Running ES 1.6.0 on Windows 2008 R2 Java 1.8_45 G1GC Setup

I have 4 nodes and each are: 32 cores 128GB RAM and 5TB Fusion IO
ES_HEAP_SIZE=30GB per node

6 "monthly" indexes of 8 shards + 1 replica
1.3 Billion Docs 13TB (includes backup)
4k-12k doc size avg
Shards are about 150GB each
All doc values

I have 1 fairly big aggregation.

  • Pre filtered by 1 single "user id"
  • Over 6 month period (all indexes)
  • 29 aggregation, none nested
  • All aggs are either sum or avg
  • It's all doc values no field data cache.

When I run this query in Sense it takes about 10 seconds to produce. I guess that ok.

Then I run a load balanced "stress" test to all 4 nodes using JMeter to run a single sum agg, filtered by user and a random single date. That works fine.... but then I go back and I run the Big aggregation above and it takes 600 seconds to complete. I see 1 node IOPS spiking to 10K while 2 others are idle and other running at 2K.

I'm not running any other operations like bulk or anything like that.
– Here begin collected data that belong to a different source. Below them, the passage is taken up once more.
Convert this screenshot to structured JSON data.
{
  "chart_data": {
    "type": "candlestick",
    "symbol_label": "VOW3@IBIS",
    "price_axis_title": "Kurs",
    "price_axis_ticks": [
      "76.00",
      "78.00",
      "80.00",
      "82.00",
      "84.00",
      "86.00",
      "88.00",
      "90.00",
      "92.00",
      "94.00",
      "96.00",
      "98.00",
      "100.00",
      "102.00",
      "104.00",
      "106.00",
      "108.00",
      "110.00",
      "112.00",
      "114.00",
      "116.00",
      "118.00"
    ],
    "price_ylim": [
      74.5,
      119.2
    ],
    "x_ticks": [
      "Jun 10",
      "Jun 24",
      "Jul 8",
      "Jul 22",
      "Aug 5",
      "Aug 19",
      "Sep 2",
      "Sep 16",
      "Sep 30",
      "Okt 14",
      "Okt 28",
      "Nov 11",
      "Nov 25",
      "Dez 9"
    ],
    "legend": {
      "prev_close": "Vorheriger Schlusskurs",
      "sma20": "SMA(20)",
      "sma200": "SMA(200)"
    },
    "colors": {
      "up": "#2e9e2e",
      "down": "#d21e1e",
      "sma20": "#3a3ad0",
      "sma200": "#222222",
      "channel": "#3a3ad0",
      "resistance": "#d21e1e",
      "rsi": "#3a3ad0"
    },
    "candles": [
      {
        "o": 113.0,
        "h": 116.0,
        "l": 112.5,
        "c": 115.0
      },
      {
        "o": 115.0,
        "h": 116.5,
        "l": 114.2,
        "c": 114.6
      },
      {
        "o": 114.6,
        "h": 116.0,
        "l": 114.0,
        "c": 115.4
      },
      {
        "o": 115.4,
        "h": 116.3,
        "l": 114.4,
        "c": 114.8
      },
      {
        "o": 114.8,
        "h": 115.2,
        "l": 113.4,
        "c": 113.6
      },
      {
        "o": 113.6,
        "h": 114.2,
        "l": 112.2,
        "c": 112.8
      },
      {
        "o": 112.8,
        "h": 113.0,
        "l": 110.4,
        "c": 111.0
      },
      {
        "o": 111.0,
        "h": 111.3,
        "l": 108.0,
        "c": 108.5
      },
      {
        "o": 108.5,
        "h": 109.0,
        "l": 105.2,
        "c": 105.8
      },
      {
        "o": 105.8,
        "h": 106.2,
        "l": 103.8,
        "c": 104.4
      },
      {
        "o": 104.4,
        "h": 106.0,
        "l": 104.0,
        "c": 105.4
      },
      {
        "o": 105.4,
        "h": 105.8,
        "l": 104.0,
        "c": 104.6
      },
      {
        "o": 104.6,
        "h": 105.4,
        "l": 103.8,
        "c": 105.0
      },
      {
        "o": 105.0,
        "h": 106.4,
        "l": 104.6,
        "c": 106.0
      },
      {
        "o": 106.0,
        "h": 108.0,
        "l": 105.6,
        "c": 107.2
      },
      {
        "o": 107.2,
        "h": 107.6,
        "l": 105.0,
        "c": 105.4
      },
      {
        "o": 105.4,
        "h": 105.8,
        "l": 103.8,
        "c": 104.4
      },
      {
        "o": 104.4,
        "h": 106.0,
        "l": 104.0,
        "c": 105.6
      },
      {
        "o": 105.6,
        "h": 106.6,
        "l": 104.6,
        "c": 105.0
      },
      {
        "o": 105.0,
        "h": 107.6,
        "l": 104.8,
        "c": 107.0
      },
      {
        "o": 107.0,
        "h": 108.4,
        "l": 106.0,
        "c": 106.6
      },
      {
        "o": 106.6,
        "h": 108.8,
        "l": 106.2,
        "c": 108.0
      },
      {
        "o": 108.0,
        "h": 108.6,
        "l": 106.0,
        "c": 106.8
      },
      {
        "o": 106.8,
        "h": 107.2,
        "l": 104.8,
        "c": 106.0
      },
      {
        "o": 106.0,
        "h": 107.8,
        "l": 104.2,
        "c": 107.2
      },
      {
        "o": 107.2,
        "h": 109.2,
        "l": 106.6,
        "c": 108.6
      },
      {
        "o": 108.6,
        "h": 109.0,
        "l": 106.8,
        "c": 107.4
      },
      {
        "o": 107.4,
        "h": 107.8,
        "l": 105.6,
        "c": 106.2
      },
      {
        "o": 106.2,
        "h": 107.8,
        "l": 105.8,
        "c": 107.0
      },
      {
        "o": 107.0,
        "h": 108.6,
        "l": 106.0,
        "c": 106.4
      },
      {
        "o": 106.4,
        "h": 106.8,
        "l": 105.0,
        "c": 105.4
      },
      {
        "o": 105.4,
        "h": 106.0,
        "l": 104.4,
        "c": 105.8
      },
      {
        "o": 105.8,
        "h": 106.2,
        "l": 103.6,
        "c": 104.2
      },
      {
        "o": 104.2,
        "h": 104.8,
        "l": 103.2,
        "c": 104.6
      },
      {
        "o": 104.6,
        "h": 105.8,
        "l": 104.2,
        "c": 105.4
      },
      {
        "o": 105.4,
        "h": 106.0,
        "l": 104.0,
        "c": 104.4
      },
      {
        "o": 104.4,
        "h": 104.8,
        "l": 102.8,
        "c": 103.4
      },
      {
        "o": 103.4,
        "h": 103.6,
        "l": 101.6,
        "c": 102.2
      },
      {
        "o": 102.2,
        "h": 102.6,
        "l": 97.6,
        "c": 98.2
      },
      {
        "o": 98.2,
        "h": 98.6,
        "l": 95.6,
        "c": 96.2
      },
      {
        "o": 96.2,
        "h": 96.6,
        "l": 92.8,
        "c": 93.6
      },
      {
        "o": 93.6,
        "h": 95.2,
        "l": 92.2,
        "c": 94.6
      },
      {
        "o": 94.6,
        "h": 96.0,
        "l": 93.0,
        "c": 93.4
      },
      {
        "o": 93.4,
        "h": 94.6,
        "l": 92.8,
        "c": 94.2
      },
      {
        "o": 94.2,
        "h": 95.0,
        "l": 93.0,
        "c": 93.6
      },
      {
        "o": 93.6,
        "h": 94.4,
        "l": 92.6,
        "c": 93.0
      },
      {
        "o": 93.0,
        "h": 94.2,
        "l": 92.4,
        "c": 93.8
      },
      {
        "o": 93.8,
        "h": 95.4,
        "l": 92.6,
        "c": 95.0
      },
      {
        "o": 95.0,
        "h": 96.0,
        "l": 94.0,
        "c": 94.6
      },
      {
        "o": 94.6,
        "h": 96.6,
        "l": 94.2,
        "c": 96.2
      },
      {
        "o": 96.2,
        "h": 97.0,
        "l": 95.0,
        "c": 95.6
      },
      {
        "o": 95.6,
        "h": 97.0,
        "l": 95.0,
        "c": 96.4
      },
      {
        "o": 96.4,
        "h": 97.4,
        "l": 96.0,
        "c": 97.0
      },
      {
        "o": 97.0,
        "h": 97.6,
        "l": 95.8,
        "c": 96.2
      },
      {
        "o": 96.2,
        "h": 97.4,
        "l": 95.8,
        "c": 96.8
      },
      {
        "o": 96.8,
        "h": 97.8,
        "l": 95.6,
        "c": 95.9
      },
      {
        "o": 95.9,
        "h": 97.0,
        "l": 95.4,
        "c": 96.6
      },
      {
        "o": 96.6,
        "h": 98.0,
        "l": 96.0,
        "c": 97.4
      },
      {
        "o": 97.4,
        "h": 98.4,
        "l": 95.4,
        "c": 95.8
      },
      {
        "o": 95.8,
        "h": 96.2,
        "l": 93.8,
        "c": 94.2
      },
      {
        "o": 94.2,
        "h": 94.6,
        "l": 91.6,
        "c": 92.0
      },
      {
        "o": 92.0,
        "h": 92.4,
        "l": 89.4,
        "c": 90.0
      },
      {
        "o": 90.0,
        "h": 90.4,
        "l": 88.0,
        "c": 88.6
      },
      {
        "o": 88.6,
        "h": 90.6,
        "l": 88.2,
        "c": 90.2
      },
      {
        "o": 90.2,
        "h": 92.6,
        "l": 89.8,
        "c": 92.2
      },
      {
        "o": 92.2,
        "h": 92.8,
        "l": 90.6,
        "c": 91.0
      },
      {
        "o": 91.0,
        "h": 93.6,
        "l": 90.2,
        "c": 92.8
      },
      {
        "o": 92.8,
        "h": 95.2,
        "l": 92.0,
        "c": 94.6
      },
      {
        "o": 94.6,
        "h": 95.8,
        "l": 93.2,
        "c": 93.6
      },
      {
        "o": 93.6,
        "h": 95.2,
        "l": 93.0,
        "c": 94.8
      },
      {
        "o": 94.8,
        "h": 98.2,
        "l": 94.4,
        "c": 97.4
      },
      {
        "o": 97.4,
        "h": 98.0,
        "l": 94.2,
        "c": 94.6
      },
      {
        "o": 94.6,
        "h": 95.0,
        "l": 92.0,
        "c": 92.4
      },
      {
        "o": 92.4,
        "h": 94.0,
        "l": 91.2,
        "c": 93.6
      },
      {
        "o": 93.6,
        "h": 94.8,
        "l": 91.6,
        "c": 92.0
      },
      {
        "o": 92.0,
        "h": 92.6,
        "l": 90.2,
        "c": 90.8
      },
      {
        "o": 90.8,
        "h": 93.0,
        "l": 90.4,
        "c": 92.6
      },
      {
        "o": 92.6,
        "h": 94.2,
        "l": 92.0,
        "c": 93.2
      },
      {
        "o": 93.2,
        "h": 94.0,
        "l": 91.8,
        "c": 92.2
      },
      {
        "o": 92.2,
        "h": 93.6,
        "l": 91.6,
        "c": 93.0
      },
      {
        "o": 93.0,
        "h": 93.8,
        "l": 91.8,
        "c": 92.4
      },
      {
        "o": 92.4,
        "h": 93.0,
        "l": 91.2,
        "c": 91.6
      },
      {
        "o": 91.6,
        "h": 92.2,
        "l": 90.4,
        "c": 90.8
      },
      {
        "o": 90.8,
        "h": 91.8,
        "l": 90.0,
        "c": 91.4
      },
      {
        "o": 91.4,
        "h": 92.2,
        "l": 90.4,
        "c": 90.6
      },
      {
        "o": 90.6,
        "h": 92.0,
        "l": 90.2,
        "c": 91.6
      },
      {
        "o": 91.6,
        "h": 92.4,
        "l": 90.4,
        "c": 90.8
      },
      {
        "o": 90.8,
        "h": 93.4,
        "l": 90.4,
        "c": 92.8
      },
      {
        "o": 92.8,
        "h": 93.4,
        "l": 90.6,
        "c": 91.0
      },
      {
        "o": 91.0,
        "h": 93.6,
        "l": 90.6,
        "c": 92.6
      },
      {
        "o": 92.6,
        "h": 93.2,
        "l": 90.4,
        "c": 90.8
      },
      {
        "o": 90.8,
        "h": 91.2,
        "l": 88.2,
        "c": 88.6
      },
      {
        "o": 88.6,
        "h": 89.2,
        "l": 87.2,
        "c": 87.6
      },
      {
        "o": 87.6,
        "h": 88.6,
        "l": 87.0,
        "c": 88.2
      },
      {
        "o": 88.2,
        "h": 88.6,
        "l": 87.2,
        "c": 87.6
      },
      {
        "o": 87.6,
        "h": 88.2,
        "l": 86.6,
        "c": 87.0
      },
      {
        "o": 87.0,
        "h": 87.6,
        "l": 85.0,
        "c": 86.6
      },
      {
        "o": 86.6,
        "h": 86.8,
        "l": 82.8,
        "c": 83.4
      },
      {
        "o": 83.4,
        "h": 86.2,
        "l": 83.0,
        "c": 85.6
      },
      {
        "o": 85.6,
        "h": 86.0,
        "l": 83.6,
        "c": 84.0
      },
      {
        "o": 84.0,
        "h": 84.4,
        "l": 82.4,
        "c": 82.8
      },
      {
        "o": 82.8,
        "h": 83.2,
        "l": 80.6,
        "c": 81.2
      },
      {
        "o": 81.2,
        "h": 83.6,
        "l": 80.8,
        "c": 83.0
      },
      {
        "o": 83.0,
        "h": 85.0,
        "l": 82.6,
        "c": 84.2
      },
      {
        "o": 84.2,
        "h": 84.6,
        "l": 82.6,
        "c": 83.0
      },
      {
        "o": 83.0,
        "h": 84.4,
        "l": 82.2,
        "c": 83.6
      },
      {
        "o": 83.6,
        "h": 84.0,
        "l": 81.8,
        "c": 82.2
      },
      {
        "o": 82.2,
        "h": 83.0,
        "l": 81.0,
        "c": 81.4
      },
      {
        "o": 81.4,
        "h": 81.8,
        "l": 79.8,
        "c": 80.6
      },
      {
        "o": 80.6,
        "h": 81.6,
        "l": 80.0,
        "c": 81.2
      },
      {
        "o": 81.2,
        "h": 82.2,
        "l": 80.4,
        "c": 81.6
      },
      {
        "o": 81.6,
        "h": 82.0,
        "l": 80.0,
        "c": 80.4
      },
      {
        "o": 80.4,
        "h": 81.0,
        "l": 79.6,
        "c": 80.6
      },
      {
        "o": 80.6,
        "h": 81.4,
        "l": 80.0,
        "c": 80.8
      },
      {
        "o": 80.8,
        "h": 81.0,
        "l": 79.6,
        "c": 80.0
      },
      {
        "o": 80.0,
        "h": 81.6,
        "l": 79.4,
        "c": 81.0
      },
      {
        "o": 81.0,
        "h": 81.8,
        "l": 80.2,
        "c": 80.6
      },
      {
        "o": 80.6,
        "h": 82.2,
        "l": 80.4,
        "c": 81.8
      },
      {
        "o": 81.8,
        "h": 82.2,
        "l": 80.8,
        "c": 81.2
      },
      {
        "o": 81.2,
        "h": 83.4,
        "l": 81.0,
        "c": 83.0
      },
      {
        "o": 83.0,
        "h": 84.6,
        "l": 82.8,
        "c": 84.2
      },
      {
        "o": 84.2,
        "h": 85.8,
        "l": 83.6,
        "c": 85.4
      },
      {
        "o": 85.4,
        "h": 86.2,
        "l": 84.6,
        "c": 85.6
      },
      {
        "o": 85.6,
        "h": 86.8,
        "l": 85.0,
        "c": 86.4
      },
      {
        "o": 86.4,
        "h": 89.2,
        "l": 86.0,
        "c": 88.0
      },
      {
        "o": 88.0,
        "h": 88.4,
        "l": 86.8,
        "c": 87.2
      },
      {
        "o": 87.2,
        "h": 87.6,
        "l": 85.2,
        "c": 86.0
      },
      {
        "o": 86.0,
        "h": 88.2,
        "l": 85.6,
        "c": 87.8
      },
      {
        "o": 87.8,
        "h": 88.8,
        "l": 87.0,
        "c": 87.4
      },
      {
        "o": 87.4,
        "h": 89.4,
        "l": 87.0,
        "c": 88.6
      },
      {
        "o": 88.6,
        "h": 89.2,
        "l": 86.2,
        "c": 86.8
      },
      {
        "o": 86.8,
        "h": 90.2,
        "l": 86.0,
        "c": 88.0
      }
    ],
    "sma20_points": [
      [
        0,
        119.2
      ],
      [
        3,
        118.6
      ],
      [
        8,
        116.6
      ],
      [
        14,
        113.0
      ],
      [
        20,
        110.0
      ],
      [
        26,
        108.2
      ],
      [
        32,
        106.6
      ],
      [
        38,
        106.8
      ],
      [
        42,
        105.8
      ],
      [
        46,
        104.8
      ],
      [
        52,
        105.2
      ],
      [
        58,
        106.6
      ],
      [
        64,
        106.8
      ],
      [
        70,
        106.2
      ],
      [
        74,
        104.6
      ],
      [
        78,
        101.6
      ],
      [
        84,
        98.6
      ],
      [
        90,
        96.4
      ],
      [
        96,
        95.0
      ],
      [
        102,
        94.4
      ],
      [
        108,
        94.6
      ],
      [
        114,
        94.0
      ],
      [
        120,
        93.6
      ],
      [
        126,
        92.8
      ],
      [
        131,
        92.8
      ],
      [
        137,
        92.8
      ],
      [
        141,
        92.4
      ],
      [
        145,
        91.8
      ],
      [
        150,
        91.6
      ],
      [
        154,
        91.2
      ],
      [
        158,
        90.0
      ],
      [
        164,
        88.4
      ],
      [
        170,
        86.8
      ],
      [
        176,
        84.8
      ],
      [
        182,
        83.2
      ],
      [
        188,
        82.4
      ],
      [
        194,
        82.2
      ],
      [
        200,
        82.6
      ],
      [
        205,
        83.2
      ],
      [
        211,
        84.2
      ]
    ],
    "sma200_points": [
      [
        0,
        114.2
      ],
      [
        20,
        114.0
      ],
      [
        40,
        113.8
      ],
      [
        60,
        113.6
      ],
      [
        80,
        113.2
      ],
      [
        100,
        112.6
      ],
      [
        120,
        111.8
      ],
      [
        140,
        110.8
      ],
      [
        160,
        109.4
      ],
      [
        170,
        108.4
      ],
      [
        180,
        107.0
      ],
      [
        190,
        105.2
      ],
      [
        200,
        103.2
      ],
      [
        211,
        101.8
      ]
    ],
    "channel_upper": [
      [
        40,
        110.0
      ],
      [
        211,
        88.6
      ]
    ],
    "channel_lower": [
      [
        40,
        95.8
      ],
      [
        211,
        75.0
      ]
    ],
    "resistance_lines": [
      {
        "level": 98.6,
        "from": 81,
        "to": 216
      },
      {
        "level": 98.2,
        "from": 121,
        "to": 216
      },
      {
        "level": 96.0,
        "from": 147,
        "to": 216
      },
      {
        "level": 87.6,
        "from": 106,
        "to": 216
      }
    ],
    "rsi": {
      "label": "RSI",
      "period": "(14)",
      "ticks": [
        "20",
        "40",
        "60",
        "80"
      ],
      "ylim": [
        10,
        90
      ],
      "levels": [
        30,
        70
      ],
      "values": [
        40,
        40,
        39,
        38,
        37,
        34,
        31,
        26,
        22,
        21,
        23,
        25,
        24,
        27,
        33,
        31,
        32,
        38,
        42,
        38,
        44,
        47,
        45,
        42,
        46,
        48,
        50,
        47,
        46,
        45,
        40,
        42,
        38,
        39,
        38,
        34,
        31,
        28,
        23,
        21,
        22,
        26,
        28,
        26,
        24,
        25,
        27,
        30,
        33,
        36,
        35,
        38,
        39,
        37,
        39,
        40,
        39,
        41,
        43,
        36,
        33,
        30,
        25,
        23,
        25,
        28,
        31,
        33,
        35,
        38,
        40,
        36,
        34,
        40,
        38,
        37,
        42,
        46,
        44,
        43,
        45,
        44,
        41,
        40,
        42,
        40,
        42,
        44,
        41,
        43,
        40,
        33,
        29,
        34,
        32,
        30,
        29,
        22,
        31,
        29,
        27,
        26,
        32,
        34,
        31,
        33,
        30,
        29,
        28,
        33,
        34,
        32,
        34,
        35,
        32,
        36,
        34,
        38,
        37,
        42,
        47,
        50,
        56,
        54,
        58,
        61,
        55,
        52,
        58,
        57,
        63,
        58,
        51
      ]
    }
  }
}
I wait for one test to finish to run the other. Apart the standard recovery cluster settings I haven't configured anything else it's all default for searches.

I also see that All nodes have almost 100% meme usage so 30GB for ES process and then the rest is mapped files.

I have noticed quite erratic performance with queries lately. Querie sthat used to take 2-3 seconds taking 600 seconds +

I looked at 1 node.
Working Set: 127GB
Memory Primary: 22GB
Commit Size: 41GB
Paged Pool: 7GB
Non Paged: 1GB
Page Faults: 450,000,000
PF Deltas: 15K

Any thoughts on this?

With that amount of data, you probably want more nodes!

That's what I have now, my plan is to recommend to start with 8. I'm also testing at what the capacity is expected to be next year, year and a half.

But is there a technical explanation on what the issue might be on the current setup so I can have something to go on or how I can explain it back to my team and why I need more nodes? I never had to deal so much with memory, memory mapped files, pages, page faults etc... :smile:

Or simply put... If I have a 1TB index (including replicas), I suppose I need 1TB of ram at least if I expect it to fit entirely into a mmaped file right?

Other wise the os will keep trying to page/swap out unused files from cache for new ones?

Why would you want it to exist entirely in RAM though? That is possible, but not really what ES was designed for.